Masalah silang pendapat antara Sunni dan
Syi’ah tersebut sudah ada sejak masa wafatnya Nabi Muhammad SAW. Kalangan
Syi’ah berpendapat bahwa Ali lah yang pantas menggantikan kedudukan Nabi karena
mereka berkeyakinan bahwa Nabi telah menunjuknya sebagai pengganti. Sementara
kalangan Sunni berpendapat bahwa pengganti Nabi tidak harus berasal dari ahl
bait, akan tetapi boleh dipilih dari masyarakat Muslim pada umumnya, asalkan
dia berasal dari keturunan Quraisy.
V.
PENUTUP
Demikianlah makalah ini kami buat, kami yakin
masih banyak kesalahan yang terdapat dalam penulisan makalah ini karena memang
itu adalah keterbatasan kami dan tidak ada manusia yang sempurna, hanya Dialah
Yang Maha Sempurna. Untuk itu, saran dan kritik yang membangun selalu kami nantikan
demi perbaikan makalah ini selanjutnya. Semoga makalah ini bermanfa’at, bagi
penulis khususnya serta bagi para pembaca pada umumnya. Amin ya Robb al
‘alamin.
[1] Ridwan, Paradigma Politik Nu, Relasi Sunni – NU Dalam Pemikiran Politik,
Yogyakarta: Pustaka Pelajar, 2004, Hal. 1-3.

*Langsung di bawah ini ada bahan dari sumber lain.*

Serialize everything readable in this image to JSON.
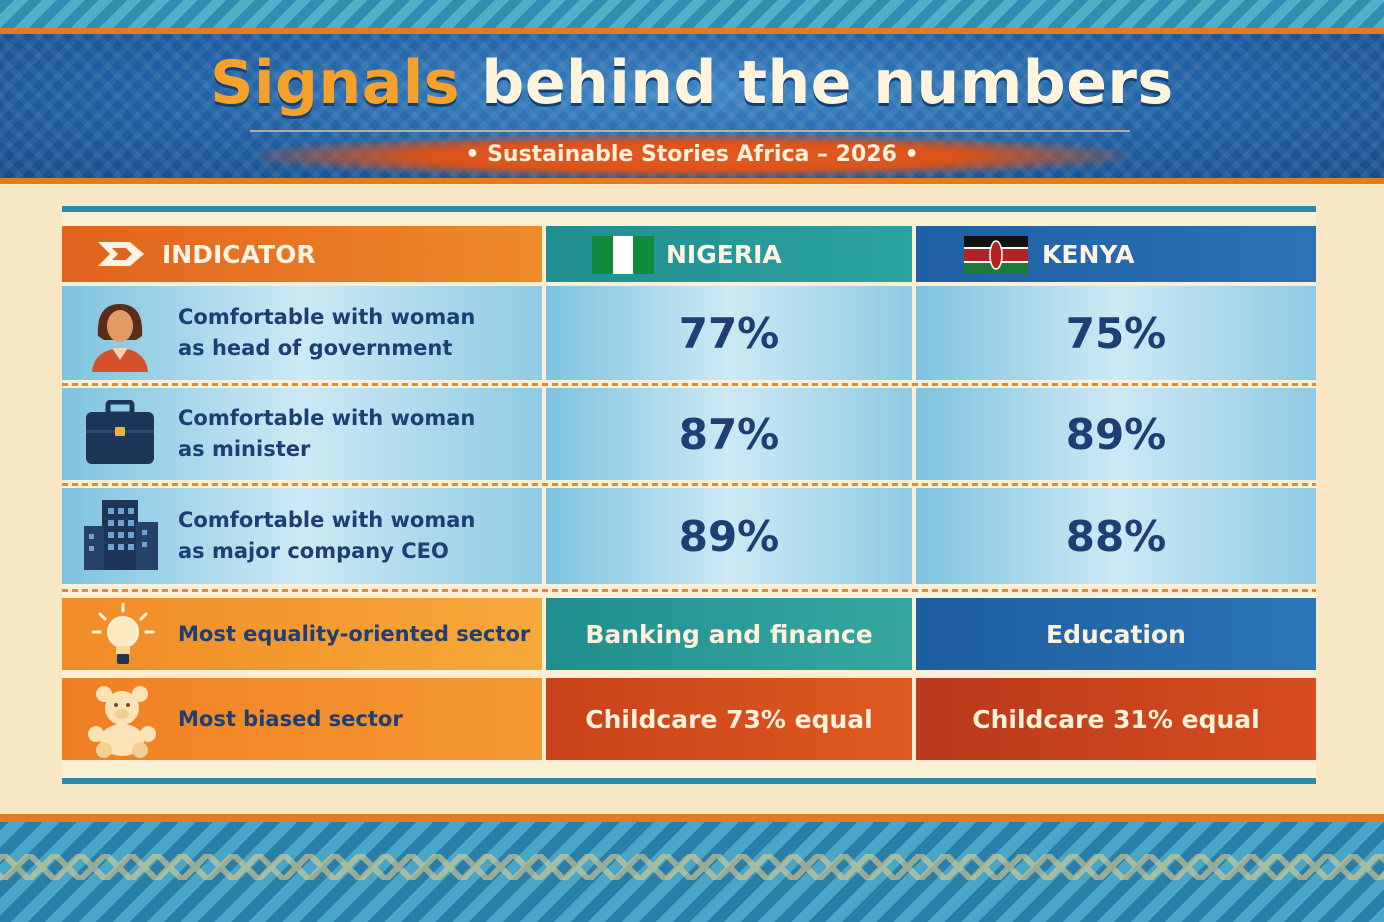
{
  "header": {
    "title_accent": "Signals",
    "title_rest": "behind the numbers",
    "subtitle": "• Sustainable Stories Africa – 2026 •"
  },
  "colors": {
    "orange": "#e0641f",
    "teal": "#1f8f8f",
    "blue": "#1f5fa2",
    "navy_text": "#1d3f73"
  },
  "table": {
    "col_indicator": "INDICATOR",
    "col_nigeria": "NIGERIA",
    "col_kenya": "KENYA",
    "rows": [
      {
        "icon": "woman-icon",
        "line1": "Comfortable with woman",
        "line2": "as head of government",
        "nigeria": "77%",
        "kenya": "75%"
      },
      {
        "icon": "briefcase-icon",
        "line1": "Comfortable with woman",
        "line2": "as minister",
        "nigeria": "87%",
        "kenya": "89%"
      },
      {
        "icon": "office-building-icon",
        "line1": "Comfortable with woman",
        "line2": "as major company CEO",
        "nigeria": "89%",
        "kenya": "88%"
      }
    ],
    "sector_equal": {
      "icon": "lightbulb-icon",
      "label": "Most equality-oriented sector",
      "nigeria": "Banking and finance",
      "kenya": "Education"
    },
    "sector_biased": {
      "icon": "teddy-bear-icon",
      "label": "Most biased sector",
      "nigeria": "Childcare 73% equal",
      "kenya": "Childcare 31% equal"
    }
  },
  "chart_data": {
    "type": "table",
    "title": "Signals behind the numbers",
    "subtitle": "Sustainable Stories Africa – 2026",
    "columns": [
      "INDICATOR",
      "NIGERIA",
      "KENYA"
    ],
    "rows": [
      [
        "Comfortable with woman as head of government",
        "77%",
        "75%"
      ],
      [
        "Comfortable with woman as minister",
        "87%",
        "89%"
      ],
      [
        "Comfortable with woman as major company CEO",
        "89%",
        "88%"
      ],
      [
        "Most equality-oriented sector",
        "Banking and finance",
        "Education"
      ],
      [
        "Most biased sector",
        "Childcare 73% equal",
        "Childcare 31% equal"
      ]
    ],
    "series": [
      {
        "name": "NIGERIA",
        "values": [
          77,
          87,
          89
        ]
      },
      {
        "name": "KENYA",
        "values": [
          75,
          89,
          88
        ]
      }
    ],
    "categories": [
      "Comfortable with woman as head of government",
      "Comfortable with woman as minister",
      "Comfortable with woman as major company CEO"
    ]
  }
}
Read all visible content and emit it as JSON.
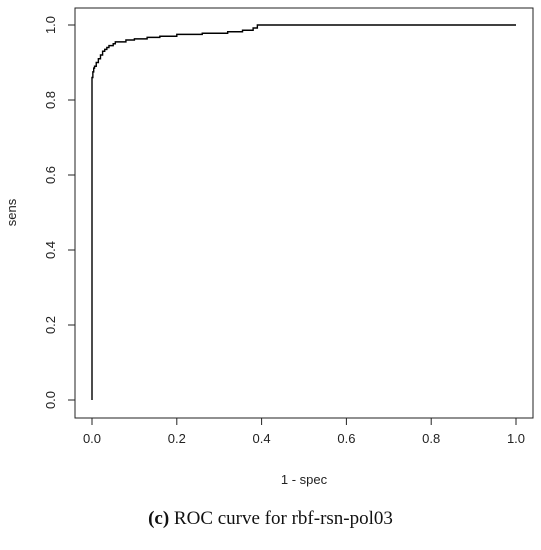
{
  "chart_data": {
    "type": "line",
    "title": "",
    "xlabel": "1 - spec",
    "ylabel": "sens",
    "xlim": [
      0,
      1
    ],
    "ylim": [
      0,
      1
    ],
    "xticks": [
      "0.0",
      "0.2",
      "0.4",
      "0.6",
      "0.8",
      "1.0"
    ],
    "yticks": [
      "0.0",
      "0.2",
      "0.4",
      "0.6",
      "0.8",
      "1.0"
    ],
    "grid": false,
    "legend": "none",
    "line_color": "#000000",
    "series": [
      {
        "x": [
          0.0,
          0.0,
          0.002,
          0.002,
          0.004,
          0.004,
          0.006,
          0.006,
          0.01,
          0.01,
          0.015,
          0.015,
          0.02,
          0.02,
          0.025,
          0.025,
          0.03,
          0.03,
          0.035,
          0.035,
          0.04,
          0.04,
          0.05,
          0.05,
          0.055,
          0.055,
          0.08,
          0.08,
          0.1,
          0.1,
          0.13,
          0.13,
          0.16,
          0.16,
          0.2,
          0.2,
          0.26,
          0.26,
          0.32,
          0.32,
          0.355,
          0.355,
          0.38,
          0.38,
          0.39,
          0.39,
          1.0
        ],
        "y": [
          0.0,
          0.86,
          0.86,
          0.875,
          0.875,
          0.885,
          0.885,
          0.89,
          0.89,
          0.9,
          0.9,
          0.91,
          0.91,
          0.92,
          0.92,
          0.93,
          0.93,
          0.935,
          0.935,
          0.94,
          0.94,
          0.945,
          0.945,
          0.95,
          0.95,
          0.955,
          0.955,
          0.96,
          0.96,
          0.963,
          0.963,
          0.967,
          0.967,
          0.97,
          0.97,
          0.975,
          0.975,
          0.978,
          0.978,
          0.982,
          0.982,
          0.986,
          0.986,
          0.992,
          0.992,
          1.0,
          1.0
        ]
      }
    ]
  },
  "caption": {
    "label": "(c)",
    "text": " ROC curve for rbf-rsn-pol03"
  }
}
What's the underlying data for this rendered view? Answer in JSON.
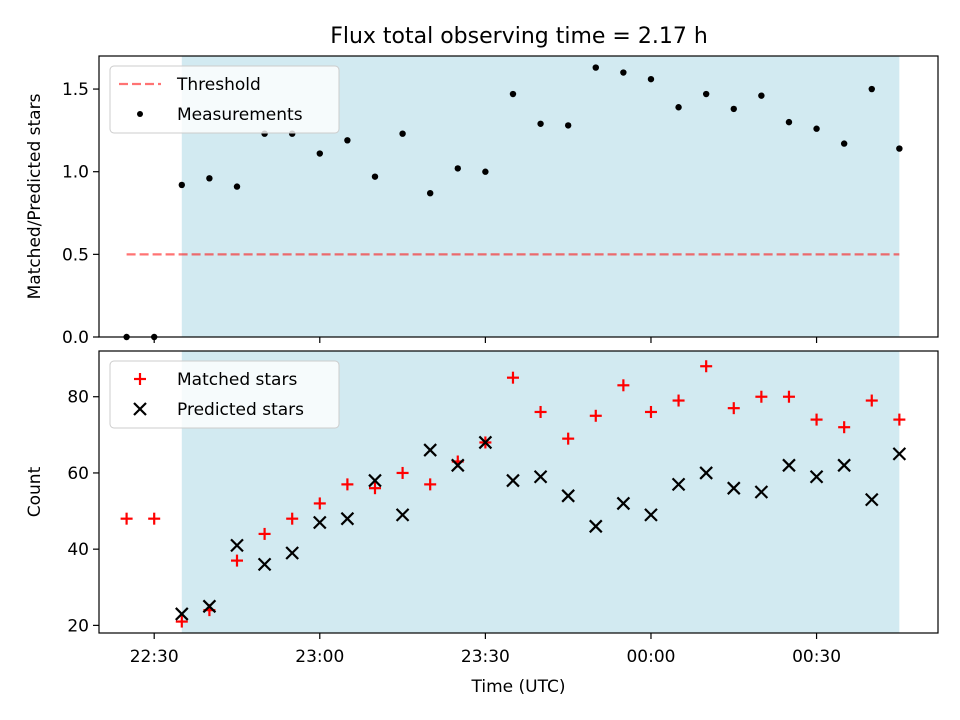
{
  "title": "Flux total observing time = 2.17 h",
  "colors": {
    "shade": "#add8e6",
    "threshold": "#ff0000",
    "matched": "#ff0000",
    "predicted": "#000000",
    "measurement": "#000000"
  },
  "chart_data": [
    {
      "type": "scatter",
      "panel": "top",
      "ylabel": "Matched/Predicted stars",
      "ylim": [
        0,
        1.7
      ],
      "yticks": [
        "0.0",
        "0.5",
        "1.0",
        "1.5"
      ],
      "ytick_values": [
        0,
        0.5,
        1.0,
        1.5
      ],
      "xlim": [
        "22:20",
        "00:52"
      ],
      "x_times": [
        "22:25",
        "22:30",
        "22:35",
        "22:40",
        "22:45",
        "22:50",
        "22:55",
        "23:00",
        "23:05",
        "23:10",
        "23:15",
        "23:20",
        "23:25",
        "23:30",
        "23:35",
        "23:40",
        "23:45",
        "23:50",
        "23:55",
        "00:00",
        "00:05",
        "00:10",
        "00:15",
        "00:20",
        "00:25",
        "00:30",
        "00:35",
        "00:40",
        "00:45"
      ],
      "shaded_interval": [
        "22:35",
        "00:45"
      ],
      "legend_position": "upper-left",
      "legend": [
        "Threshold",
        "Measurements"
      ],
      "threshold": {
        "name": "Threshold",
        "value": 0.5,
        "x_range": [
          "22:25",
          "00:45"
        ]
      },
      "series": [
        {
          "name": "Measurements",
          "marker": "dot",
          "values": [
            0.0,
            0.0,
            0.92,
            0.96,
            0.91,
            1.23,
            1.23,
            1.11,
            1.19,
            0.97,
            1.23,
            0.87,
            1.02,
            1.0,
            1.47,
            1.29,
            1.28,
            1.63,
            1.6,
            1.56,
            1.39,
            1.47,
            1.38,
            1.46,
            1.3,
            1.26,
            1.17,
            1.5,
            1.14
          ]
        }
      ]
    },
    {
      "type": "scatter",
      "panel": "bottom",
      "ylabel": "Count",
      "xlabel": "Time (UTC)",
      "ylim": [
        18,
        92
      ],
      "yticks": [
        "20",
        "40",
        "60",
        "80"
      ],
      "ytick_values": [
        20,
        40,
        60,
        80
      ],
      "xticks": [
        "22:30",
        "23:00",
        "23:30",
        "00:00",
        "00:30"
      ],
      "xlim": [
        "22:20",
        "00:52"
      ],
      "x_times": [
        "22:25",
        "22:30",
        "22:35",
        "22:40",
        "22:45",
        "22:50",
        "22:55",
        "23:00",
        "23:05",
        "23:10",
        "23:15",
        "23:20",
        "23:25",
        "23:30",
        "23:35",
        "23:40",
        "23:45",
        "23:50",
        "23:55",
        "00:00",
        "00:05",
        "00:10",
        "00:15",
        "00:20",
        "00:25",
        "00:30",
        "00:35",
        "00:40",
        "00:45"
      ],
      "shaded_interval": [
        "22:35",
        "00:45"
      ],
      "legend_position": "upper-left",
      "legend": [
        "Matched stars",
        "Predicted stars"
      ],
      "series": [
        {
          "name": "Matched stars",
          "marker": "plus",
          "values": [
            48,
            48,
            21,
            24,
            37,
            44,
            48,
            52,
            57,
            56,
            60,
            57,
            63,
            68,
            85,
            76,
            69,
            75,
            83,
            76,
            79,
            88,
            77,
            80,
            80,
            74,
            72,
            79,
            74
          ]
        },
        {
          "name": "Predicted stars",
          "marker": "x",
          "values": [
            null,
            null,
            23,
            25,
            41,
            36,
            39,
            47,
            48,
            58,
            49,
            66,
            62,
            68,
            58,
            59,
            54,
            46,
            52,
            49,
            57,
            60,
            56,
            55,
            62,
            59,
            62,
            53,
            65
          ]
        }
      ]
    }
  ]
}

2http://kumpulan-segalailmu.blogspot.com/2013/07/pemikiran-politik-sunni-syiah-khawarij.html, diunduh pada 16 November 2013, 09:30.
[3] http://miftac.blogspot.com/2012/01/pemikiran-keagamaan-dan-politik-sunni.html, Diunduh pada 16 November 2013, 10:22.
[4] Khalid Ibrohim Jindan, Teori Pemerintahan Islam Menurut Ibnu Taimiyah. Pustaka
Panjimas; Jakarta. 1994. Hal 9.
[5] Mehdi Muzaffaarri, Kekuasaan Dalam Islam. Diterjemahkan oleh Drs. Abdul Rahman Ahmed. Rineka Cipta; Jakarta.
1994. Hal 31-32.
[10] suksesi adalah proses pergantian
kepemimpinan sesuai dengan peraturan
perundang-undangan yang
berlaku.
[11] Antony Black, Pemikiran Politik Islam Dari Masa Nabi Hingga Masa Kini,
Jakarta: Serambi Ilmu Semesta, 2001, Hal. 45-46.
[13] Hamid Enayat, Reaksi Politik Sunni Dan Syi’ah, Pemikiran Politik Islam
Modern Menghadapi Abad Ke 20, Bandung: Pustaka, 1988, Hal. 6-7.